Cette image du « miroir », qui guide la réflexion sur l’œuvre de Marguerite Porete, s’incarne à plusieurs les niveaux. En ce qui a trait à la structure du livre, « d’un point de vue formel, Le Mirouer se compose de cent quarante chapitres qui renvoient les uns aux autres, créant entre eux de multiples réfractions, comme autant de petits miroirs36 ». Pour expliquer ces réfractions, nous pouvons prendre pour exemple les chapitres 14 et 15, qui trouvent leur complémentarité dans le chapitre 85. Dans les deux premiers, Marguerite reprend les termes du concile de Latran IV (1215)37 concernant la Sainte Trinité, dans un développement théologique des plus classique, en expliquant comment Dieu « […]a fait l’œuvre de l’incarnation, et le Filz aussi, et le Saint Esperit aussi; ainsi que Dieu le Pere a joinct nature humaine a la personne de Dieu le Filz, et la personne de Dieu le Filz l’a joincte a la perosnne de luy mesme, et Dieu le Saint Esperit l’a joincte a la personne de Dieu le Filz38 » dans une seule et même nature, « c’est assavoir nature divine39 ». Dans le chapitre 85, elle reprend cette idée pour l’appliquer cette fois à l’âme, qui s’anéantit en Dieu dans une sorte d’opération trinitaire, pensée hérétique qui montre toute la distance qui se retrouve entre la démarche de la mystique et le dogme officiel, prescrit par le concile de Latran IV, alors que l’âme, imprégnée de la substance divine, ne fait qu’un avec la divine nature :

Ceste, qui telle est [l’âme qui est anéantie, et ne fait qu’un avec Dieu], ne quiert plus Dieu par penitance ne par sacrement nul de Saincte Eglise, ne par pensees ne par paroles ne par œuvres, ne par creature d’ycy bas ne par creature de lassus, ne par justice ne par misericorde ne par gloire de gloire, ne par divine cognoissance ne par divine amour ne par divine louenge40.

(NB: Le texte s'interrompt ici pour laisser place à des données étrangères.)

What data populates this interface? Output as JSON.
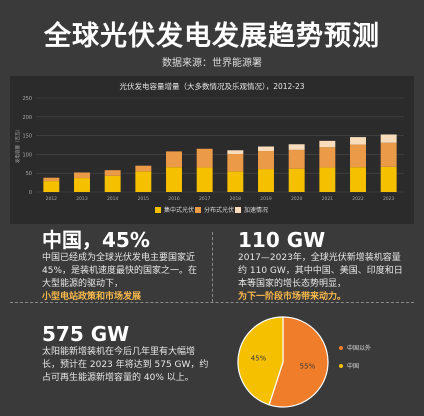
{
  "header": {
    "title": "全球光伏发电发展趋势预测",
    "source": "数据来源：世界能源署"
  },
  "chart_data": [
    {
      "type": "bar",
      "stacked": true,
      "title": "光伏发电容量增量（大多数情况及乐观情况），2012-23",
      "categories": [
        "2012",
        "2013",
        "2014",
        "2015",
        "2016",
        "2017",
        "2018",
        "2019",
        "2020",
        "2021",
        "2022",
        "2023"
      ],
      "series": [
        {
          "name": "集中式光伏",
          "color": "#f5c000",
          "values": [
            29,
            37,
            43,
            55,
            66,
            65,
            55,
            61,
            62,
            65,
            66,
            67
          ]
        },
        {
          "name": "分布式光伏",
          "color": "#eb9a48",
          "values": [
            9,
            15,
            15,
            15,
            42,
            50,
            46,
            48,
            50,
            54,
            60,
            64
          ]
        },
        {
          "name": "加速情况",
          "color": "#f8dcbc",
          "values": [
            0,
            0,
            0,
            0,
            0,
            0,
            10,
            12,
            15,
            17,
            20,
            22
          ]
        }
      ],
      "ylim": [
        0,
        250
      ],
      "yticks": [
        0,
        50,
        100,
        150,
        200,
        250
      ],
      "ylabel": "发电容量（吉瓦）",
      "legend_position": "bottom-center",
      "grid": true
    },
    {
      "type": "pie",
      "categories": [
        "中国以外",
        "中国"
      ],
      "values": [
        55,
        45
      ],
      "value_labels": [
        "55%",
        "45%"
      ],
      "colors": [
        "#f07d2a",
        "#f5c000"
      ],
      "legend_position": "right"
    }
  ],
  "china": {
    "heading": "中国，45%",
    "body": "中国已经成为全球光伏发电主要国家近45%，是装机速度最快的国家之一。在大型能源的驱动下，",
    "highlight": "小型电站政策和市场发展"
  },
  "gw110": {
    "heading": "110 GW",
    "body": "2017—2023年，全球光伏新增装机容量约 110 GW，其中中国、美国、印度和日本等国家的增长态势明显，",
    "highlight": "为下一阶段市场带来动力。"
  },
  "gw575": {
    "heading": "575 GW",
    "body": "太阳能新增装机在今后几年里有大幅增长，预计在 2023 年将达到 575 GW，约占可再生能源新增容量的 40% 以上。"
  }
}
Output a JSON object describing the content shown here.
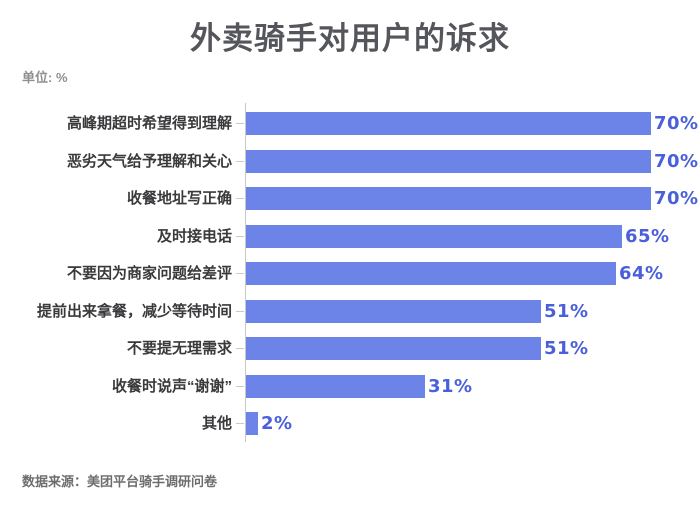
{
  "header": {
    "title": "外卖骑手对用户的诉求",
    "unit_label": "单位: %"
  },
  "footer": {
    "source": "数据来源：美团平台骑手调研问卷"
  },
  "colors": {
    "background": "#ffffff",
    "title_text": "#55565b",
    "unit_text": "#8f8f90",
    "source_text": "#6e6e70",
    "category_text": "#3a3a3c",
    "bar": "#6c83e8",
    "value_text": "#4a5fd9",
    "axis": "#c8c8c8"
  },
  "chart_data": {
    "type": "bar",
    "orientation": "horizontal",
    "title": "外卖骑手对用户的诉求",
    "unit": "%",
    "xlabel": "",
    "ylabel": "",
    "grid": false,
    "legend": "none",
    "xlim": [
      0,
      77.8
    ],
    "categories": [
      "高峰期超时希望得到理解",
      "恶劣天气给予理解和关心",
      "收餐地址写正确",
      "及时接电话",
      "不要因为商家问题给差评",
      "提前出来拿餐，减少等待时间",
      "不要提无理需求",
      "收餐时说声“谢谢”",
      "其他"
    ],
    "values": [
      70,
      70,
      70,
      65,
      64,
      51,
      51,
      31,
      2
    ],
    "data_labels": [
      "70%",
      "70%",
      "70%",
      "65%",
      "64%",
      "51%",
      "51%",
      "31%",
      "2%"
    ]
  }
}
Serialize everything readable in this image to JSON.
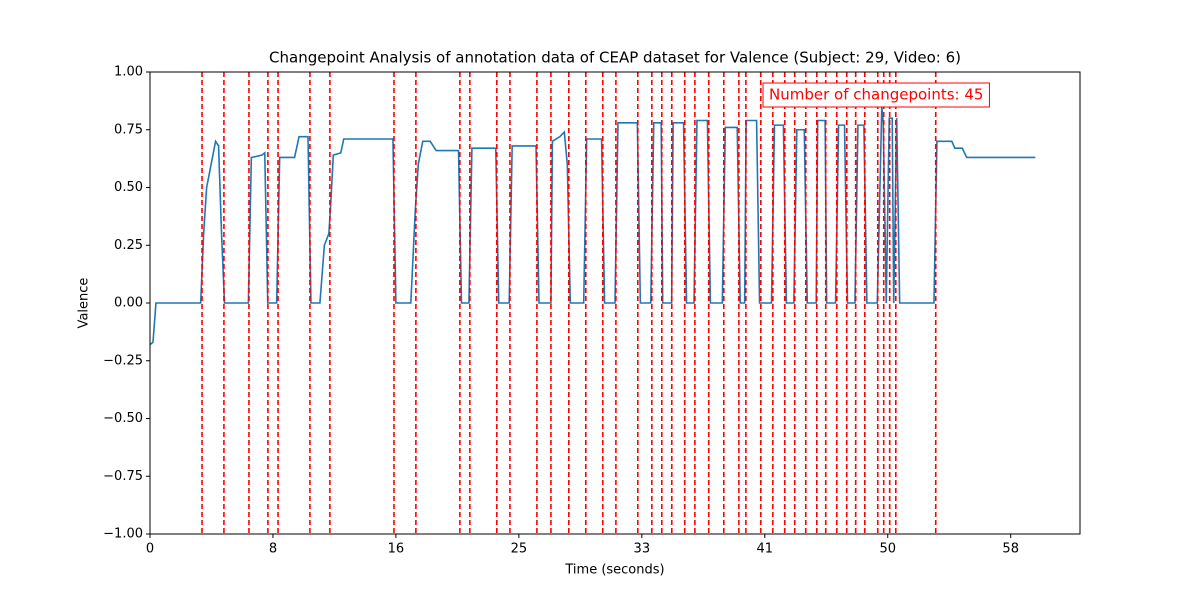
{
  "chart_data": {
    "type": "line",
    "title": "Changepoint Analysis of annotation data of CEAP dataset for Valence (Subject: 29, Video: 6)",
    "xlabel": "Time (seconds)",
    "ylabel": "Valence",
    "xlim": [
      0,
      62.4
    ],
    "ylim": [
      -1,
      1
    ],
    "xticks": [
      0,
      {
        "value": 8.25,
        "label": "8"
      },
      {
        "value": 16.5,
        "label": "16"
      },
      {
        "value": 24.75,
        "label": "25"
      },
      {
        "value": 33,
        "label": "33"
      },
      {
        "value": 41.25,
        "label": "41"
      },
      {
        "value": 49.5,
        "label": "50"
      },
      {
        "value": 57.75,
        "label": "58"
      }
    ],
    "yticks": [
      {
        "value": -1,
        "label": "−1.00"
      },
      {
        "value": -0.75,
        "label": "−0.75"
      },
      {
        "value": -0.5,
        "label": "−0.50"
      },
      {
        "value": -0.25,
        "label": "−0.25"
      },
      {
        "value": 0,
        "label": "0.00"
      },
      {
        "value": 0.25,
        "label": "0.25"
      },
      {
        "value": 0.5,
        "label": "0.50"
      },
      {
        "value": 0.75,
        "label": "0.75"
      },
      {
        "value": 1,
        "label": "1.00"
      }
    ],
    "x": [
      0,
      0.2,
      0.4,
      3.4,
      3.6,
      3.8,
      4.1,
      4.4,
      4.6,
      4.8,
      5.0,
      6.6,
      6.8,
      7.5,
      7.7,
      7.9,
      8.5,
      8.7,
      9.7,
      10.0,
      10.6,
      10.8,
      11.4,
      11.7,
      12.0,
      12.1,
      12.3,
      12.8,
      13.0,
      16.3,
      16.5,
      17.5,
      17.8,
      18.0,
      18.3,
      18.8,
      19.2,
      20.7,
      20.9,
      21.4,
      21.6,
      23.2,
      23.4,
      24.1,
      24.3,
      25.9,
      26.1,
      26.9,
      27.0,
      27.5,
      27.8,
      28.0,
      28.2,
      29.1,
      29.3,
      30.3,
      30.5,
      31.2,
      31.4,
      32.7,
      32.9,
      33.6,
      33.8,
      34.3,
      34.4,
      35.0,
      35.1,
      35.8,
      36.0,
      36.5,
      36.7,
      37.4,
      37.6,
      38.4,
      38.6,
      39.4,
      39.6,
      39.9,
      40.0,
      40.7,
      40.9,
      41.7,
      41.9,
      42.5,
      42.7,
      43.2,
      43.4,
      43.9,
      44.1,
      44.7,
      44.8,
      45.3,
      45.4,
      46.0,
      46.2,
      46.6,
      46.8,
      47.3,
      47.5,
      47.9,
      48.1,
      48.8,
      49.1,
      49.2,
      49.4,
      49.6,
      49.8,
      49.9,
      50.1,
      50.3,
      52.6,
      52.8,
      53.8,
      54.0,
      54.5,
      54.8,
      59.4
    ],
    "series": [
      {
        "color": "#1f77b4",
        "values": [
          -0.18,
          -0.17,
          0,
          0,
          0.3,
          0.5,
          0.6,
          0.7,
          0.68,
          0.3,
          0,
          0,
          0.63,
          0.64,
          0.65,
          0,
          0,
          0.63,
          0.63,
          0.72,
          0.72,
          0,
          0,
          0.25,
          0.3,
          0.4,
          0.64,
          0.65,
          0.71,
          0.71,
          0,
          0,
          0.4,
          0.6,
          0.7,
          0.7,
          0.66,
          0.66,
          0,
          0,
          0.67,
          0.67,
          0,
          0,
          0.68,
          0.68,
          0,
          0,
          0.7,
          0.72,
          0.74,
          0.6,
          0,
          0,
          0.71,
          0.71,
          0,
          0,
          0.78,
          0.78,
          0,
          0,
          0.78,
          0.78,
          0,
          0,
          0.78,
          0.78,
          0,
          0,
          0.79,
          0.79,
          0,
          0,
          0.76,
          0.76,
          0,
          0,
          0.79,
          0.79,
          0,
          0,
          0.77,
          0.77,
          0,
          0,
          0.75,
          0.75,
          0,
          0,
          0.79,
          0.79,
          0,
          0,
          0.77,
          0.77,
          0,
          0,
          0.77,
          0.77,
          0,
          0,
          0.85,
          0.78,
          0,
          0.8,
          0.8,
          0,
          0.8,
          0,
          0,
          0.7,
          0.7,
          0.67,
          0.67,
          0.63,
          0.63
        ]
      }
    ],
    "changepoints": [
      3.49,
      4.96,
      6.64,
      7.91,
      8.59,
      10.73,
      12.07,
      16.37,
      17.84,
      20.79,
      21.46,
      23.27,
      24.15,
      25.96,
      26.9,
      28.1,
      29.24,
      30.38,
      31.26,
      32.73,
      33.67,
      34.34,
      35.01,
      35.88,
      36.56,
      37.49,
      38.5,
      39.51,
      39.98,
      40.98,
      41.79,
      42.59,
      43.26,
      44.0,
      44.74,
      45.34,
      46.08,
      46.75,
      47.35,
      47.96,
      48.83,
      49.23,
      49.63,
      50.04,
      52.72
    ],
    "changepoint_color": "#ff0000",
    "annotation": "Number of changepoints: 45"
  }
}
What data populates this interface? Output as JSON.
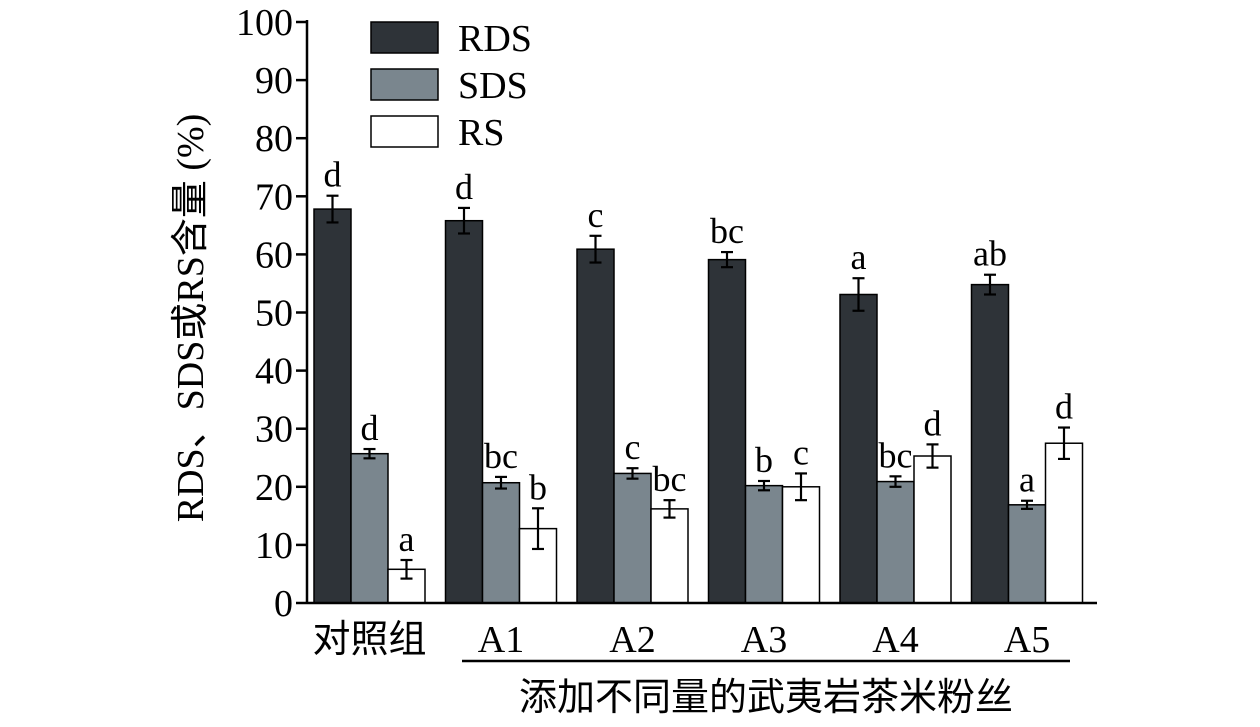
{
  "chart_data": {
    "type": "bar",
    "categories": [
      "对照组",
      "A1",
      "A2",
      "A3",
      "A4",
      "A5"
    ],
    "ylabel": "RDS、SDS或RS含量 (%)",
    "group_label": "添加不同量的武夷岩茶米粉丝",
    "ylim": [
      0,
      100
    ],
    "yticks": [
      0,
      10,
      20,
      30,
      40,
      50,
      60,
      70,
      80,
      90,
      100
    ],
    "legend_position": "top-left",
    "series": [
      {
        "name": "RDS",
        "color": "#2e3338",
        "values": [
          67.8,
          65.8,
          60.9,
          59.1,
          53.1,
          54.8
        ],
        "errors": [
          2.3,
          2.2,
          2.3,
          1.3,
          2.8,
          1.7
        ],
        "letters": [
          "d",
          "d",
          "c",
          "bc",
          "a",
          "ab"
        ]
      },
      {
        "name": "SDS",
        "color": "#7a868e",
        "values": [
          25.7,
          20.7,
          22.3,
          20.2,
          20.9,
          16.9
        ],
        "errors": [
          0.8,
          1.0,
          0.9,
          0.8,
          0.9,
          0.7
        ],
        "letters": [
          "d",
          "bc",
          "c",
          "b",
          "bc",
          "a"
        ]
      },
      {
        "name": "RS",
        "color": "#ffffff",
        "values": [
          5.8,
          12.8,
          16.2,
          20.0,
          25.3,
          27.5
        ],
        "errors": [
          1.6,
          3.5,
          1.5,
          2.3,
          2.0,
          2.7
        ],
        "letters": [
          "a",
          "b",
          "bc",
          "c",
          "d",
          "d"
        ]
      }
    ]
  }
}
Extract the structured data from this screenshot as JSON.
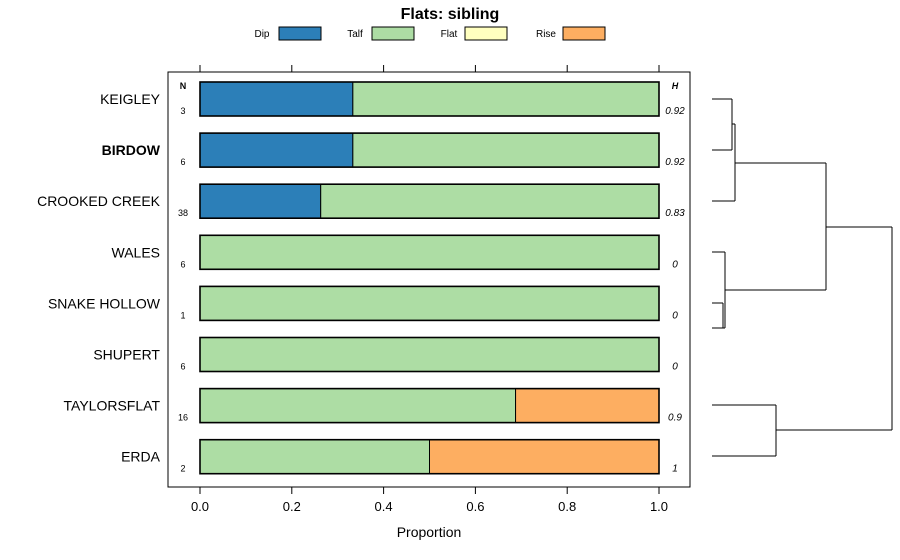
{
  "chart_data": {
    "type": "bar",
    "stacked": true,
    "orientation": "horizontal",
    "title": "Flats: sibling",
    "xlabel": "Proportion",
    "xlim": [
      0,
      1
    ],
    "xticks": [
      "0.0",
      "0.2",
      "0.4",
      "0.6",
      "0.8",
      "1.0"
    ],
    "n_header": "N",
    "h_header": "H",
    "highlighted_category": "BIRDOW",
    "legend": [
      {
        "name": "Dip",
        "color": "#2C7FB8"
      },
      {
        "name": "Talf",
        "color": "#ADDDA4"
      },
      {
        "name": "Flat",
        "color": "#FFFFBF"
      },
      {
        "name": "Rise",
        "color": "#FDAE61"
      }
    ],
    "categories": [
      "KEIGLEY",
      "BIRDOW",
      "CROOKED CREEK",
      "WALES",
      "SNAKE HOLLOW",
      "SHUPERT",
      "TAYLORSFLAT",
      "ERDA"
    ],
    "n": [
      "3",
      "6",
      "38",
      "6",
      "1",
      "6",
      "16",
      "2"
    ],
    "h": [
      "0.92",
      "0.92",
      "0.83",
      "0",
      "0",
      "0",
      "0.9",
      "1"
    ],
    "series": [
      {
        "name": "Dip",
        "values": [
          0.333,
          0.333,
          0.263,
          0,
          0,
          0,
          0,
          0
        ]
      },
      {
        "name": "Talf",
        "values": [
          0.667,
          0.667,
          0.737,
          1,
          1,
          1,
          0.6875,
          0.5
        ]
      },
      {
        "name": "Flat",
        "values": [
          0,
          0,
          0,
          0,
          0,
          0,
          0,
          0
        ]
      },
      {
        "name": "Rise",
        "values": [
          0,
          0,
          0,
          0,
          0,
          0,
          0.3125,
          0.5
        ]
      }
    ],
    "dendrogram_shown": true
  }
}
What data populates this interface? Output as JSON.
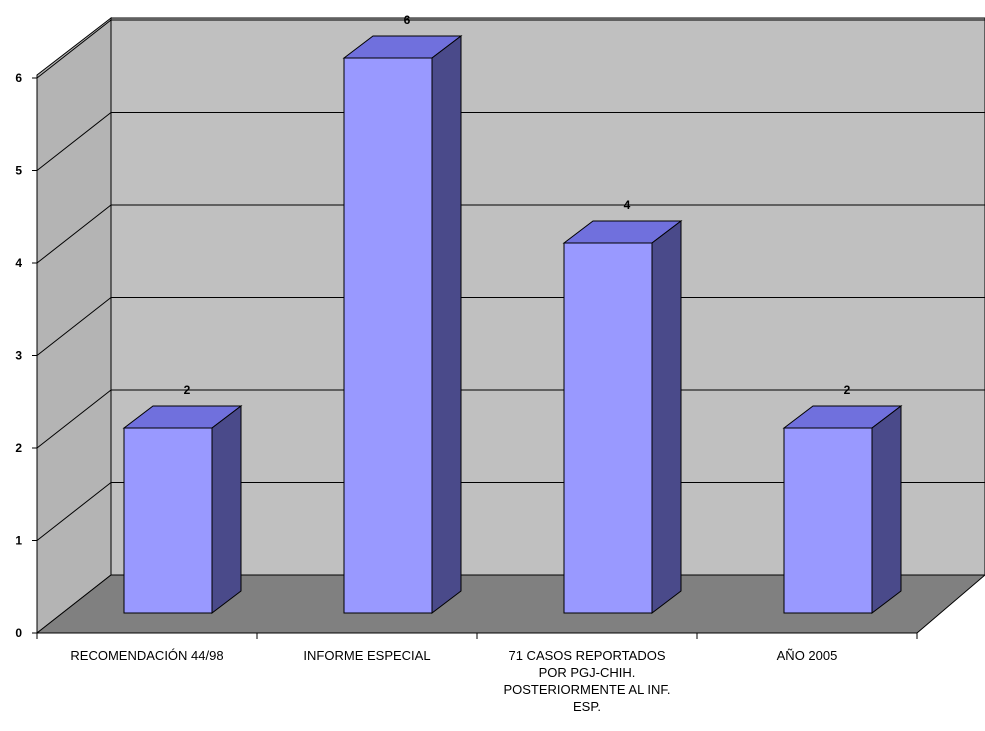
{
  "chart_data": {
    "type": "bar",
    "categories": [
      "RECOMENDACIÓN 44/98",
      "INFORME  ESPECIAL",
      "71 CASOS REPORTADOS\nPOR PGJ-CHIH.\nPOSTERIORMENTE AL INF.\nESP.",
      "AÑO 2005"
    ],
    "values": [
      2,
      6,
      4,
      2
    ],
    "data_labels": [
      "2",
      "6",
      "4",
      "2"
    ],
    "title": "",
    "xlabel": "",
    "ylabel": "",
    "ylim": [
      0,
      6
    ],
    "yticks": [
      "0",
      "1",
      "2",
      "3",
      "4",
      "5",
      "6"
    ],
    "grid": true,
    "legend": "none",
    "style": "3d-column",
    "colors": {
      "bar_front": "#9999ff",
      "bar_top": "#7070dd",
      "bar_side": "#4a4a8a",
      "back_wall": "#c0c0c0",
      "side_wall": "#b4b4b4",
      "floor": "#808080",
      "gridline": "#000000"
    }
  }
}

Enfin, on assiste à certains égards à une forme de mise en abyme partielle du livre. En effet, il n’est fait référence que trois fois au miroir dans sa vision catoptrique41 : soit aux chapitres treize, soixante-trois et cent neuf, une fois pour rappeler le titre du livre et deux fois en référence au Christ, comme une métaphore qui souligne que sa vie et sa mort doivent servir d’exemple42. De fait, les références réflexives ne sont observables qu’à travers un enchevêtrement de symboles et de métaphores qui se traduisent par le champ lexical du regard (vue, regard, lumière, reflet, image et représentation). Ainsi, nous pouvons voir au chapitre cent dix-huit divers éléments qui raccordent le propos au miroir comme objet et aux sens qui y sont associés43 : « Le quint estat est que l’Ame regarde que Dieu est, qui est dont toute chose est, et elle n’est mie, si n’est dont toute chose est. Et ces deux regars luy donnent une merveilleuse esbahyssance, et voit qu’il est toute bonté, qui a mis franche voulenté en elle qui n’est mie, sinon en toute mauvaistié44 ». Dans cette première citation, on observe les différents mots regarde, regars et voit, sans compter l’utilisation d’un lexique moins évident, mais toutefois présent, notamment par le mot esbahyssance qui renvoie au fait de regarder et d’en être ébahi. Marguerite Porete poursuit:

Et pource espant la divine Bonté par devant ung espandement ravissable du mouvement de divine Lumiere. Lequel mouvement de divine Lumiere, qui est dedans l’Ame espandu par lumiere, monstre au Vouloir […] du lieu la ou il est, ou il ne doit pas estre, pour remectre la ou il n’est, dont il vint, la ou il doit estre45.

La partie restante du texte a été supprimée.